Forum für Wissenschaft, Industrie und Wirtschaft

Hauptsponsoren:     3M 
Datenbankrecherche:

 

Von Kollegen lernen: TU Graz entwickelt Technologien zum Wissensaustausch am Arbeitsplatz

27.11.2012
Internationales Projekt „Learning Layers“ startet
Der hilfreiche Tipp, den man vom Kollegen bekommt, könnte auch für andere nützlich sein: Der Frage, wie man informelles Lernen am Arbeitsplatz systematisch in Aus- und Weiterbildung übertragen und Lerntechnologien entwickeln kann, gehen Forscher aus sieben Ländern im mit November gestarteten EU-Projekt „Learning Layers“ nach. Das Institut für Wissensmanagement der TU Graz spielt mit der Entwicklung entsprechender technischer Systeme eine zentrale Rolle.

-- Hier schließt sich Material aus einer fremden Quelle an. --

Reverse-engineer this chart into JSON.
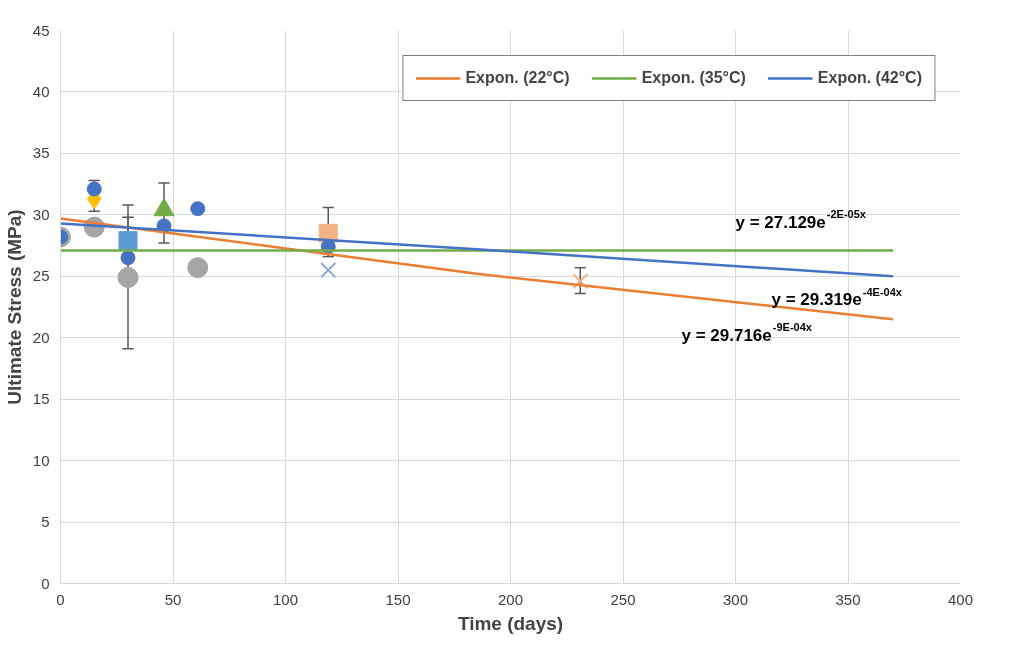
{
  "chart_data": {
    "type": "scatter",
    "xlabel": "Time (days)",
    "ylabel": "Ultimate Stress (MPa)",
    "xlim": [
      0,
      400
    ],
    "xticks": [
      0,
      50,
      100,
      150,
      200,
      250,
      300,
      350,
      400
    ],
    "ylim": [
      0,
      45
    ],
    "yticks": [
      0,
      5,
      10,
      15,
      20,
      25,
      30,
      35,
      40,
      45
    ],
    "grid": true,
    "legend": "top right",
    "series": [
      {
        "marker": "circle",
        "color": "#a5a5a5",
        "x": [
          0,
          15,
          30,
          61
        ],
        "values": [
          28.2,
          29.0,
          24.9,
          25.7
        ],
        "errors": [
          null,
          null,
          [
            19.1,
            29.8
          ],
          null
        ]
      },
      {
        "marker": "diamond",
        "color": "#ffc000",
        "x": [
          15
        ],
        "values": [
          31.3
        ],
        "errors": [
          [
            30.3,
            32.8
          ]
        ]
      },
      {
        "marker": "square",
        "color": "#5b9bd5",
        "x": [
          30
        ],
        "values": [
          27.9
        ],
        "errors": [
          [
            27.9,
            30.8
          ]
        ]
      },
      {
        "marker": "triangle",
        "color": "#70ad47",
        "x": [
          46
        ],
        "values": [
          30.4
        ],
        "errors": [
          [
            27.7,
            32.6
          ]
        ]
      },
      {
        "marker": "square",
        "color": "#f4b183",
        "x": [
          119
        ],
        "values": [
          28.5
        ],
        "errors": [
          [
            26.6,
            30.6
          ]
        ]
      },
      {
        "marker": "cross",
        "color": "#8faadc",
        "x": [
          119
        ],
        "values": [
          25.5
        ]
      },
      {
        "marker": "cross",
        "color": "#f4b183",
        "x": [
          231
        ],
        "values": [
          24.6
        ],
        "errors": [
          [
            23.6,
            25.7
          ]
        ]
      },
      {
        "marker": "circle",
        "color": "#4472c4",
        "x": [
          0,
          15,
          30,
          46,
          61,
          119
        ],
        "values": [
          28.2,
          32.1,
          26.5,
          29.1,
          30.5,
          27.4
        ]
      },
      {
        "type": "line",
        "name": "Expon. (22°C)",
        "color": "#ed7d31",
        "x": [
          0,
          185,
          370
        ],
        "values": [
          29.7,
          25.2,
          21.5
        ]
      },
      {
        "type": "line",
        "name": "Expon. (35°C)",
        "color": "#70ad47",
        "x": [
          0,
          185,
          370
        ],
        "values": [
          27.1,
          27.1,
          27.1
        ]
      },
      {
        "type": "line",
        "name": "Expon. (42°C)",
        "color": "#4472c4",
        "x": [
          0,
          185,
          370
        ],
        "values": [
          29.3,
          27.2,
          25.0
        ]
      }
    ],
    "annotations": [
      "y = 27.129e$^{-2E-05x}$",
      "y = 29.319e$^{-4E-04x}$",
      "y = 29.716e$^{-9E-04x}$"
    ]
  }
}
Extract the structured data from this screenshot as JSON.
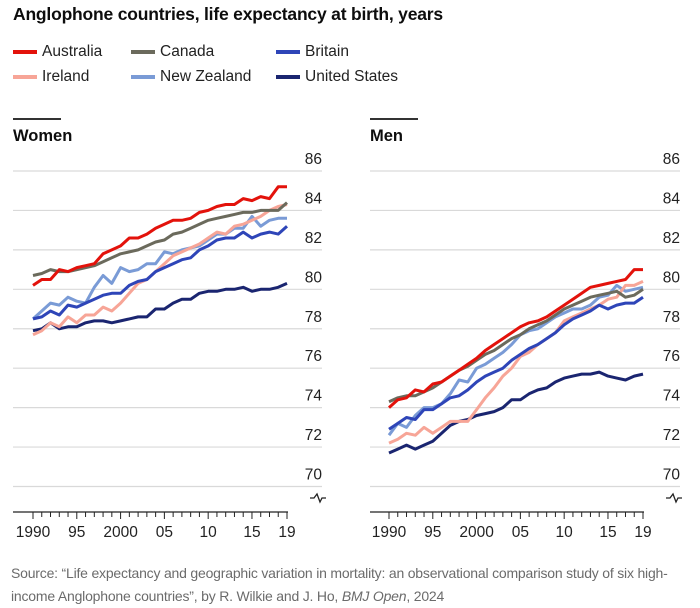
{
  "chart_data": [
    {
      "type": "line",
      "title": "Women",
      "xlabel": "",
      "ylabel": "Life expectancy at birth, years",
      "x": [
        1990,
        1991,
        1992,
        1993,
        1994,
        1995,
        1996,
        1997,
        1998,
        1999,
        2000,
        2001,
        2002,
        2003,
        2004,
        2005,
        2006,
        2007,
        2008,
        2009,
        2010,
        2011,
        2012,
        2013,
        2014,
        2015,
        2016,
        2017,
        2018,
        2019
      ],
      "x_tick_labels": [
        "1990",
        "95",
        "2000",
        "05",
        "10",
        "15",
        "19"
      ],
      "x_tick_values": [
        1990,
        1995,
        2000,
        2005,
        2010,
        2015,
        2019
      ],
      "ylim": [
        69,
        86
      ],
      "y_ticks": [
        86,
        84,
        82,
        80,
        78,
        76,
        74,
        72,
        70
      ],
      "grid": true,
      "axis_break": true,
      "series": [
        {
          "name": "Australia",
          "values": [
            80.2,
            80.5,
            80.5,
            81.0,
            80.9,
            81.1,
            81.2,
            81.3,
            81.8,
            82.0,
            82.2,
            82.6,
            82.6,
            82.8,
            83.1,
            83.3,
            83.5,
            83.5,
            83.6,
            83.9,
            84.0,
            84.2,
            84.3,
            84.3,
            84.6,
            84.5,
            84.7,
            84.6,
            85.2,
            85.2
          ]
        },
        {
          "name": "Canada",
          "values": [
            80.7,
            80.8,
            81.0,
            80.9,
            80.9,
            81.0,
            81.1,
            81.2,
            81.4,
            81.6,
            81.8,
            81.9,
            82.0,
            82.2,
            82.4,
            82.5,
            82.8,
            82.9,
            83.1,
            83.3,
            83.5,
            83.6,
            83.7,
            83.8,
            83.9,
            83.9,
            84.0,
            84.0,
            84.0,
            84.4
          ]
        },
        {
          "name": "Britain",
          "values": [
            78.5,
            78.6,
            78.9,
            78.7,
            79.2,
            79.1,
            79.3,
            79.5,
            79.7,
            79.8,
            79.8,
            80.2,
            80.4,
            80.5,
            80.9,
            81.1,
            81.3,
            81.5,
            81.6,
            82.0,
            82.2,
            82.5,
            82.6,
            82.6,
            82.9,
            82.6,
            82.8,
            82.9,
            82.8,
            83.2
          ]
        },
        {
          "name": "Ireland",
          "values": [
            77.7,
            77.9,
            78.3,
            78.1,
            78.6,
            78.3,
            78.7,
            78.7,
            79.1,
            78.9,
            79.3,
            79.8,
            80.3,
            80.5,
            80.9,
            81.3,
            81.7,
            81.9,
            82.1,
            82.3,
            82.6,
            82.9,
            82.8,
            83.2,
            83.3,
            83.5,
            83.7,
            84.0,
            84.2,
            84.3
          ]
        },
        {
          "name": "New Zealand",
          "values": [
            78.5,
            78.9,
            79.3,
            79.2,
            79.6,
            79.4,
            79.3,
            80.1,
            80.7,
            80.3,
            81.1,
            80.9,
            81.0,
            81.3,
            81.3,
            81.9,
            81.8,
            82.0,
            82.1,
            82.2,
            82.5,
            82.8,
            82.8,
            83.1,
            83.1,
            83.7,
            83.2,
            83.5,
            83.6,
            83.6
          ]
        },
        {
          "name": "United States",
          "values": [
            77.9,
            78.0,
            78.3,
            78.0,
            78.1,
            78.1,
            78.3,
            78.4,
            78.4,
            78.3,
            78.4,
            78.5,
            78.6,
            78.6,
            79.0,
            79.0,
            79.3,
            79.5,
            79.5,
            79.8,
            79.9,
            79.9,
            80.0,
            80.0,
            80.1,
            79.9,
            80.0,
            80.0,
            80.1,
            80.3
          ]
        }
      ]
    },
    {
      "type": "line",
      "title": "Men",
      "xlabel": "",
      "ylabel": "Life expectancy at birth, years",
      "x": [
        1990,
        1991,
        1992,
        1993,
        1994,
        1995,
        1996,
        1997,
        1998,
        1999,
        2000,
        2001,
        2002,
        2003,
        2004,
        2005,
        2006,
        2007,
        2008,
        2009,
        2010,
        2011,
        2012,
        2013,
        2014,
        2015,
        2016,
        2017,
        2018,
        2019
      ],
      "x_tick_labels": [
        "1990",
        "95",
        "2000",
        "05",
        "10",
        "15",
        "19"
      ],
      "x_tick_values": [
        1990,
        1995,
        2000,
        2005,
        2010,
        2015,
        2019
      ],
      "ylim": [
        69,
        86
      ],
      "y_ticks": [
        86,
        84,
        82,
        80,
        78,
        76,
        74,
        72,
        70
      ],
      "grid": true,
      "axis_break": true,
      "series": [
        {
          "name": "Australia",
          "values": [
            74.0,
            74.4,
            74.5,
            74.9,
            74.8,
            75.2,
            75.3,
            75.6,
            75.9,
            76.2,
            76.5,
            76.9,
            77.2,
            77.5,
            77.8,
            78.1,
            78.3,
            78.4,
            78.6,
            78.9,
            79.2,
            79.5,
            79.8,
            80.1,
            80.2,
            80.3,
            80.4,
            80.5,
            81.0,
            81.0
          ]
        },
        {
          "name": "Canada",
          "values": [
            74.3,
            74.5,
            74.6,
            74.6,
            74.8,
            75.0,
            75.3,
            75.6,
            75.9,
            76.1,
            76.4,
            76.7,
            76.9,
            77.2,
            77.5,
            77.7,
            78.0,
            78.2,
            78.4,
            78.7,
            79.0,
            79.2,
            79.4,
            79.6,
            79.7,
            79.8,
            79.9,
            79.6,
            79.7,
            80.0
          ]
        },
        {
          "name": "Britain",
          "values": [
            72.9,
            73.2,
            73.5,
            73.4,
            73.9,
            73.9,
            74.2,
            74.5,
            74.6,
            74.9,
            75.3,
            75.6,
            75.8,
            76.0,
            76.4,
            76.7,
            77.0,
            77.2,
            77.5,
            77.8,
            78.2,
            78.5,
            78.7,
            78.9,
            79.2,
            79.0,
            79.2,
            79.3,
            79.3,
            79.6
          ]
        },
        {
          "name": "Ireland",
          "values": [
            72.2,
            72.4,
            72.7,
            72.6,
            73.0,
            72.7,
            73.0,
            73.3,
            73.3,
            73.3,
            73.9,
            74.5,
            75.0,
            75.6,
            76.0,
            76.6,
            76.8,
            77.2,
            77.5,
            77.8,
            78.4,
            78.6,
            78.8,
            79.0,
            79.2,
            79.5,
            79.6,
            80.2,
            80.2,
            80.4
          ]
        },
        {
          "name": "New Zealand",
          "values": [
            72.6,
            73.2,
            73.0,
            73.6,
            74.0,
            74.0,
            74.2,
            74.7,
            75.4,
            75.3,
            76.0,
            76.2,
            76.5,
            76.8,
            77.2,
            77.7,
            77.9,
            78.0,
            78.3,
            78.6,
            78.8,
            79.0,
            79.0,
            79.2,
            79.6,
            79.7,
            80.2,
            79.9,
            80.0,
            80.1
          ]
        },
        {
          "name": "United States",
          "values": [
            71.7,
            71.9,
            72.1,
            71.9,
            72.1,
            72.3,
            72.7,
            73.1,
            73.3,
            73.4,
            73.6,
            73.7,
            73.8,
            74.0,
            74.4,
            74.4,
            74.7,
            74.9,
            75.0,
            75.3,
            75.5,
            75.6,
            75.7,
            75.7,
            75.8,
            75.6,
            75.5,
            75.4,
            75.6,
            75.7
          ]
        }
      ]
    }
  ],
  "header": {
    "title": "Anglophone countries, life expectancy at birth, years"
  },
  "legend": [
    {
      "label": "Australia",
      "color": "#e3120b"
    },
    {
      "label": "Canada",
      "color": "#6b6a5c"
    },
    {
      "label": "Britain",
      "color": "#2e45b8"
    },
    {
      "label": "Ireland",
      "color": "#f7a597"
    },
    {
      "label": "New Zealand",
      "color": "#7a9bd6"
    },
    {
      "label": "United States",
      "color": "#1a2570"
    }
  ],
  "panels": {
    "women": {
      "title": "Women"
    },
    "men": {
      "title": "Men"
    }
  },
  "source": {
    "prefix": "Source: “Life expectancy and geographic variation in mortality: an observational comparison study of six high-income Anglophone countries”, by R. Wilkie and J. Ho, ",
    "journal": "BMJ Open",
    "suffix": ", 2024"
  }
}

Bildmaterial ist bei Nennung der Quelle „Getty Images“ honorarfrei verfügbar unter http://presse.tugraz.at/webgalleryBDR/data/learninglayers/index.htm

Formelles Lernen lehrt der Stundenplan, informelles Lernen lehrt das Leben – und der Arbeitsplatz. Mitarbeiter tauschen ständig Kenntnisse, Fertigkeiten und Kompetenzen aus. Typische informelle Lernerfahrungen wie der Tipp zwischen Tür und Angel, den man vom Kollegen bekommt, sind zwar extrem effektiv, lassen sich aber derzeit schlecht auf breiterer Basis nutzbar machen. Gleichzeitig haben sich die technologischen Entwicklungen in den letzten Jahren überschlagen – Informations- und Kommunikationstechnologien wie etwa Facebook oder Twitter dringen in viele Bereiche unseres Lebens vor. Das Projekt „Learning Layers“ versucht hier Brücken zu schlagen: „Unsere Vision ist es, dieses informelle Lernen mit neuartigen technologischen Lösungen für Klein- und Mittelbetriebe zu etablieren und zu verbessern“, erklärt Stefanie Lindstaedt, Leiterin des federführend beteiligten Instituts für Wissensmanagement der TU Graz.

Mobile Arbeitsplätze

Das internationale Projektteam hat sich einiges vorgenommen: Zunächst gilt es, die Art und Weise, wie Menschen an ihren Arbeitsplätzen arbeiten, lernen und ihr Wissen austauschen, genauer unter die Lupe zu nehmen. „In früheren Projekten dieser Art hat man sich zu sehr auf die Menschen konzentriert, die hauptsächlich am Computer sitzen. Im Rahmen von Learning Layers werden wir uns wirklich mobile Arbeitsplätze anschauen, wie beispielsweise auf Baustellen oder in Krankenhäusern“, erklärt Stefanie Lindstaedt. Das internationale Projektteam hat dafür exemplarisch die Baubranche und das Gesundheitswesen gewählt. „Wichtig ist uns auch der Fokus auf Klein- und Mittelbetriebe aus traditionellen Sektoren, die bislang nur wenig Zugang zu Lerntechnologien gefunden haben“, so Lindstaedt, die auch die wissenschaftliche Leiterin des an der TU Graz beheimateten und ebenfalls am Projekt beteiligten Know-Center ist.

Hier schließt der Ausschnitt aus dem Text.